Paşalı ve Çatalzeytindeki eğitim yıllarıma ait belleğimde bir çok anım var. O yıllar samimiyetin, dostluğun ve arkadaşlığın yoğun olarak yaşandığı yıllardı. Paylaşım ön planda tutuluyordu. Eğitim yıllarımız pek tabii ki; kişiliğimizin oluşmasında, karakterimizin belirlenip olgunlaşmasında rol oynayan yıllardır.Aynı sırayı,aynı masayı,aynı yatakhaneyi ve yemek tabağını paylaştığımız arkadaşlarımızı, bizlere emek veren öğretmenlerimizi sevgi ve saygıyla anıyorum.

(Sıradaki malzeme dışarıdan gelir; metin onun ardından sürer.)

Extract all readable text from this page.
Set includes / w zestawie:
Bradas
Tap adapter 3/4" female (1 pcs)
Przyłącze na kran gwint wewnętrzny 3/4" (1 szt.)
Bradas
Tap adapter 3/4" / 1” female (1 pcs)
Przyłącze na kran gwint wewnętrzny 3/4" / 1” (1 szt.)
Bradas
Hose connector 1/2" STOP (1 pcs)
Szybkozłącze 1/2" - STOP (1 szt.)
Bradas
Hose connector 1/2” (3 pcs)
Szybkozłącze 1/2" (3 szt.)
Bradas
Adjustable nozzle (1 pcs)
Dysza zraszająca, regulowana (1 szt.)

Küçük bir yerleşim biriminden , Lozan gibi oldukça kalkınmış bir yöreye eğitim gayesiyle gelmişsiniz. Karşılaştığınız güçlükler oldu mu?
1978 yılında İsviçre’de birinci nesil diye nitelendirdiğimiz insanlar yaşıyordu. Ülkemizin kırsal kesimlerinden buralara gelen bu insanların belleklerinde sadece çalışmak ve para kazanmak vardı. Okumak, eğitim yapmak gibi bir düşünceleri yoktu. Para kazanmak. ..Türkiye’den ev, araba, arsa almak ve geriye dönmek istiyorlardı. Dolayısıyla ben kendi başıma mücadele vermek zorunda kaldım. Adeta Lozan’ı tek başıma ve yeniden keşfettiğimi söyleyebilirim. Aynı dili, inancı ve yaşam modeli olan arkadaş gurupları bulmakta zorlandığımı söyleyebilirim. Üniversitedeki Türk arkadaşlarımın hemen hemen hepsi Türkiye’den özel olarak okumaya gelmiş zengin çocuklarıydı. Ancak vermiş olduğum bu mücadeleler benim olgunlaşmamda, bugünkü seviyeye ulaşmamda çok faydalı oldu.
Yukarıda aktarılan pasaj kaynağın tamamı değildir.